The truth is somewhere in the middle based on the aforementioned potential factors. We can only infer based on the surveys, but these surveys/polls don't necessarily reflect the truth/reality of the situation either. Edit: The big question is why ownership is dropping.

I don't think it's as bad as people make it out to be.
 
TanMan the beacon of hope.

In the end I figure I (and likely other pre-dents) should apply with the idea that I might end up working for a corp after school as a "worst case scenario" for those of us interested in private practice. If that scenario ends up coming true it still sounds like a decent life so might as well shoot for the dream ownership scenario.
 
... assuming I don't go somewhere where I get 500K+ dollars in debt. I have a finite number of years living as a college student left in me.
 
Most of my colleagues have ended up going into ownership eventually. I don't think that the alluded reasons to why private practice ownership is on the decline is cut and dry either. It is simple to say that it is because the barriers of entry have gone up or the competitiveness of the marketplace has either driven people out of private practice/prevented people from going into ownership. There's many more factors such as generational preferences of entrepreneurship v. employment, supply of money/liquidity for practice acquisitions and startups, more recently, covid fears from older dentists, etc...

The truth is somewhere in the middle based on the aforementioned potential factors. We can only infer based on the surveys, but these surveys/polls don't necessarily reflect the truth/reality of the situation either. Edit: The big question is why ownership is dropping.

I don't think it's as bad as people make it out to be.

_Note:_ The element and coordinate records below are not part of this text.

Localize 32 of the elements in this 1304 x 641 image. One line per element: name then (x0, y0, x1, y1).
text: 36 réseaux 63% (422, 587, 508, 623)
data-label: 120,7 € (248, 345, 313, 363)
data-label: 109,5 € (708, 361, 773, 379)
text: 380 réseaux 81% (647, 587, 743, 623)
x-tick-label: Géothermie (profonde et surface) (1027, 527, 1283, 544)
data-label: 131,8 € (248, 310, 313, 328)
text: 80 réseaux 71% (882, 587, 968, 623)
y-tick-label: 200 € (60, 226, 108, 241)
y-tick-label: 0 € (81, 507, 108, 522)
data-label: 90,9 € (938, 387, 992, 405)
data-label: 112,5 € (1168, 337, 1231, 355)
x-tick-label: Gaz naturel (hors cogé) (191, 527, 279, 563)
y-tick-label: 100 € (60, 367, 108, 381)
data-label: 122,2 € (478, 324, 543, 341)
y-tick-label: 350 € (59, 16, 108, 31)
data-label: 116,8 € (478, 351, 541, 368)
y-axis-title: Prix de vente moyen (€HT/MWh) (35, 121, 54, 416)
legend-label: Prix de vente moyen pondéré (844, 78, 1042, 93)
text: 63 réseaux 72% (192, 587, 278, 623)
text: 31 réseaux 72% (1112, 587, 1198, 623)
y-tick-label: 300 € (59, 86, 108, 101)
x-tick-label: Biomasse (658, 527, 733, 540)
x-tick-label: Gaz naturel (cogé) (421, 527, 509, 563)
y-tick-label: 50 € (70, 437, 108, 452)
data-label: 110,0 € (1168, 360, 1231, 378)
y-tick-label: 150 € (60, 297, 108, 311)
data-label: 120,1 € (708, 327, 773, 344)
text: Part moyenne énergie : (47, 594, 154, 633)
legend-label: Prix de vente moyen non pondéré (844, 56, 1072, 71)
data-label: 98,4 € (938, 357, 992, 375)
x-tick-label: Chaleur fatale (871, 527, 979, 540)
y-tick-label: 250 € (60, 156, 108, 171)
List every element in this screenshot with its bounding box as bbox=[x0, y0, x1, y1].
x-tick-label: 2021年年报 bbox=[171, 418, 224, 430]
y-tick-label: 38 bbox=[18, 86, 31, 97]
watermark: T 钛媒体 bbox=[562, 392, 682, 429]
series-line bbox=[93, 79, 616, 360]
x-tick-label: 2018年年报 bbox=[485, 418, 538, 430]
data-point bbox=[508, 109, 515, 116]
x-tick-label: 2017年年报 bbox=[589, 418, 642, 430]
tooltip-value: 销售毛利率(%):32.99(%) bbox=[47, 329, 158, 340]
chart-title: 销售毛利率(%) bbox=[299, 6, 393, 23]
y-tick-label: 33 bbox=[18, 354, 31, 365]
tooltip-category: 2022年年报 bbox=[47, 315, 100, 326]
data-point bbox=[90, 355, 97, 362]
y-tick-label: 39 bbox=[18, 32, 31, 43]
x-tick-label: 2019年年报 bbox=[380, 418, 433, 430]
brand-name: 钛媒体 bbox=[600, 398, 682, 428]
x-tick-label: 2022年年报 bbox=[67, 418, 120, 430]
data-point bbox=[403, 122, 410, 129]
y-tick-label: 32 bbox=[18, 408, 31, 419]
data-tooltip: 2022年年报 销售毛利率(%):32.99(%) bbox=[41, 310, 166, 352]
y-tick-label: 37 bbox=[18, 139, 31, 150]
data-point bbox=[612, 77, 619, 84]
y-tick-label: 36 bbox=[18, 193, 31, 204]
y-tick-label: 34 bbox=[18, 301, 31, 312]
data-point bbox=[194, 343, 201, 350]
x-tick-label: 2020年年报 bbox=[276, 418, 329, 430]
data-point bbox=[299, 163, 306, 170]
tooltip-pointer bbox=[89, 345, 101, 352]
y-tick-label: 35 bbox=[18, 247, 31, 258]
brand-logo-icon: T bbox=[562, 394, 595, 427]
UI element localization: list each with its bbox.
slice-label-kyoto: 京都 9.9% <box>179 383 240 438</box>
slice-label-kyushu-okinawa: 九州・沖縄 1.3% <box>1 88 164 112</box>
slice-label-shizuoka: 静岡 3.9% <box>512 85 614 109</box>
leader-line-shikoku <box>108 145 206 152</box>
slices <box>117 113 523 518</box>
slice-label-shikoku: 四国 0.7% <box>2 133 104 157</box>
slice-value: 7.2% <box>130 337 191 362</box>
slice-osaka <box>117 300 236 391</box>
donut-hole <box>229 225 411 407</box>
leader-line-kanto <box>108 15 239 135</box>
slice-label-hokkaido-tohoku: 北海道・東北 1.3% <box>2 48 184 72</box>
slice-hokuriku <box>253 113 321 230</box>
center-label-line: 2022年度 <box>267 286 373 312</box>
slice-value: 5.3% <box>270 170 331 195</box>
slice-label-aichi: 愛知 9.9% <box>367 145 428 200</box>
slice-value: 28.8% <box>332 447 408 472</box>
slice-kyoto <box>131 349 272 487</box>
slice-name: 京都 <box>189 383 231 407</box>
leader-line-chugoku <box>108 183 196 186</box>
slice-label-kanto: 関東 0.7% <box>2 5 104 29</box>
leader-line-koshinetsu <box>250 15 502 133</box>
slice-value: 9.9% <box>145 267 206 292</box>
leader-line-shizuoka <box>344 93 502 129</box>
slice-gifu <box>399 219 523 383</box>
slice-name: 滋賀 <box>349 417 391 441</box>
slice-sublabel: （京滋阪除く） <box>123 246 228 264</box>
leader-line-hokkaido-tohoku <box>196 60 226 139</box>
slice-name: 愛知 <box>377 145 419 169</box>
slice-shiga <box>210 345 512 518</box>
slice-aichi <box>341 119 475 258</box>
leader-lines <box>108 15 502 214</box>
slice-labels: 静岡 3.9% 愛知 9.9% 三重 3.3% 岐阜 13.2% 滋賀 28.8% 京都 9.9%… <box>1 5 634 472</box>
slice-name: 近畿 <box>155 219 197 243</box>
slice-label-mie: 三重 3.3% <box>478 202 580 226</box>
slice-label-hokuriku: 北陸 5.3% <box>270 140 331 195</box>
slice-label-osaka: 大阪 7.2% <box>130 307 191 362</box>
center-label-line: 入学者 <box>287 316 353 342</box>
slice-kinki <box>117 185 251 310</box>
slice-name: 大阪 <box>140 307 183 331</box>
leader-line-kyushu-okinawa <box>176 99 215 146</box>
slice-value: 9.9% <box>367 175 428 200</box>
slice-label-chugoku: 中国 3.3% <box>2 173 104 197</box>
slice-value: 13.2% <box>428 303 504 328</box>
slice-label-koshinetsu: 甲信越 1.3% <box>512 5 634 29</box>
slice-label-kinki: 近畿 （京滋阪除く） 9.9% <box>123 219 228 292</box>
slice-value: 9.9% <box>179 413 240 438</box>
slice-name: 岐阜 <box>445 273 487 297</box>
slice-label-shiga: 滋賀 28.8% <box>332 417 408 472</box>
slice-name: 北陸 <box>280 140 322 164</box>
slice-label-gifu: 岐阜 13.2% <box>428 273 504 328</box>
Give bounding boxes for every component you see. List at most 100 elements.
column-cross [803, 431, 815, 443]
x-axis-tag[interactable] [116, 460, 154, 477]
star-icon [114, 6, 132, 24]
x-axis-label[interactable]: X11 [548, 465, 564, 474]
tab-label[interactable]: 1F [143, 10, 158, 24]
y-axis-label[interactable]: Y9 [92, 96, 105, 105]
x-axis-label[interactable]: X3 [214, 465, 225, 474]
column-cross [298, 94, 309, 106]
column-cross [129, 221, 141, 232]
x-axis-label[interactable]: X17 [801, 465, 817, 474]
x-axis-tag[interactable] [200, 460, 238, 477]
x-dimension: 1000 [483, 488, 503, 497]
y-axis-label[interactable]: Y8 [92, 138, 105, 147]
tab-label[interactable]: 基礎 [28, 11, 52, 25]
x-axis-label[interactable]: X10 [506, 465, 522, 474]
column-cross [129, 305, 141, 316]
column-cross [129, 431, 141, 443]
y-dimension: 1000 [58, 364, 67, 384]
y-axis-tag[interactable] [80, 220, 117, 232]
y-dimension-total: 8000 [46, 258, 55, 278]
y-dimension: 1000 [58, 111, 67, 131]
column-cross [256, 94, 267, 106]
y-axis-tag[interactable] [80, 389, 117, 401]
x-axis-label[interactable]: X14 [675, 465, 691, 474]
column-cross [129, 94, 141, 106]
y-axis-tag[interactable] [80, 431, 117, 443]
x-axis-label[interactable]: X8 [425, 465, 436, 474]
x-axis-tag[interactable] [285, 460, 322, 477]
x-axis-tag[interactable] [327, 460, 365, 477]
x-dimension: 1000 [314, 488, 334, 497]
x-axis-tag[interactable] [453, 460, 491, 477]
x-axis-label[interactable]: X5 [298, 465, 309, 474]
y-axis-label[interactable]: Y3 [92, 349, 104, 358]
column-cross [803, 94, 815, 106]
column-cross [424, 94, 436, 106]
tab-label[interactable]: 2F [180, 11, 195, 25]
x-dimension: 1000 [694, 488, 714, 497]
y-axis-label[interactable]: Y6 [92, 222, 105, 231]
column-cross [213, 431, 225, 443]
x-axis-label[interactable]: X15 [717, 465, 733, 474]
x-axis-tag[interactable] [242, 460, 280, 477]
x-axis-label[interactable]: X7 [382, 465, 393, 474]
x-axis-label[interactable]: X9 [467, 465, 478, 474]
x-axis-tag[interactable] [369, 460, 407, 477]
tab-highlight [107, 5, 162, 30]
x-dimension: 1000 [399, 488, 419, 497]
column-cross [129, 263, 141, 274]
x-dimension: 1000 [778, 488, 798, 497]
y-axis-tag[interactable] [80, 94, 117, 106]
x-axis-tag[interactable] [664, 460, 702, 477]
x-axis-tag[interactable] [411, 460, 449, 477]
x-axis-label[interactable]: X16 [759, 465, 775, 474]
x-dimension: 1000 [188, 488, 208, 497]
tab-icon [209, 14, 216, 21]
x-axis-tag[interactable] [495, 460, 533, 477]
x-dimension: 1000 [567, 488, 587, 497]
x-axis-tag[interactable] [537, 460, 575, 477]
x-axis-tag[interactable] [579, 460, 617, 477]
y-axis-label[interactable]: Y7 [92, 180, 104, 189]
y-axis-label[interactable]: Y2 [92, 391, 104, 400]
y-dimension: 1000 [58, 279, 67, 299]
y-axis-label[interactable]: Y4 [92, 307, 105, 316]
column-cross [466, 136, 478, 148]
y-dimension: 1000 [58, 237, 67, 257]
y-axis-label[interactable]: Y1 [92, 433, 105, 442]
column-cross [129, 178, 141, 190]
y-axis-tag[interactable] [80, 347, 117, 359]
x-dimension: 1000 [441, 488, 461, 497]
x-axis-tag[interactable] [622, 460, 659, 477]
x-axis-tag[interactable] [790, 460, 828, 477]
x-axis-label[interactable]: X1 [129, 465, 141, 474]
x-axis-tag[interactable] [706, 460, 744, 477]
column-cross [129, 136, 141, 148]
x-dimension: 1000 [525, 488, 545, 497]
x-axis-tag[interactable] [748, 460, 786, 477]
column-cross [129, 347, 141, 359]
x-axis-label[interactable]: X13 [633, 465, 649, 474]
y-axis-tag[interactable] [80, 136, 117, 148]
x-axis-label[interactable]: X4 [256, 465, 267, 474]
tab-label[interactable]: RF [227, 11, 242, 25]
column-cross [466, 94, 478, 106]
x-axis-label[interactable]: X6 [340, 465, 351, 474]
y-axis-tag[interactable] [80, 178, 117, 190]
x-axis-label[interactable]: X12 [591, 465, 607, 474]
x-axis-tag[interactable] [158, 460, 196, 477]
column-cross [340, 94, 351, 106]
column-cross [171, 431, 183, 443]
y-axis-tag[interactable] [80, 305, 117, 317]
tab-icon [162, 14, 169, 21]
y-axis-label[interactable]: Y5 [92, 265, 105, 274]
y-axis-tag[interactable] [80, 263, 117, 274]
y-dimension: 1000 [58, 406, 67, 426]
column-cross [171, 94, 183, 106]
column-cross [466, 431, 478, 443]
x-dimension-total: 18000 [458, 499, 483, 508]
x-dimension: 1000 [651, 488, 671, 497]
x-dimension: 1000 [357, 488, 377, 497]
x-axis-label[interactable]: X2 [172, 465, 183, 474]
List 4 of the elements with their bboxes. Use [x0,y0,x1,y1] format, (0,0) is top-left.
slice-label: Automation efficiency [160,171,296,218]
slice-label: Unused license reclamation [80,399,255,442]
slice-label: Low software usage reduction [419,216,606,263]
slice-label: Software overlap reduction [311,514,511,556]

Would you mind if I opened up a practice less than twenty miles away from yours in about say... five years time?
 
Even 3-5 miles is fine. We've had quite a bunch of new startups and chains come nearby and it hasn't hurt us (yet).

Your practice must be A+ quality or there’s a large potential client base where you practice—maybe both.
 
Your practice must be A+ quality or there’s a large potential client base where you practice—maybe both.

Do patients really know what A+ quality is? They just want it to be painless and see a confident, experienced Dr.

Oh. And the other thing ... patients want to know if their insurance covers the procedure.
 
Your practice must be A+ quality or there’s a large potential client base where you practice—maybe both.

Probably the marketing machine.

Do patients really know what A+ quality is? They just want it to be painless and see a confident, experienced Dr.

Oh. And the other thing ... patients want to know if their insurance covers the procedure.

They don't... and that's the power of marketing. Product/service differentiation from the rest of the marketplace. Otherwise, you're just another dentist_00x in your region.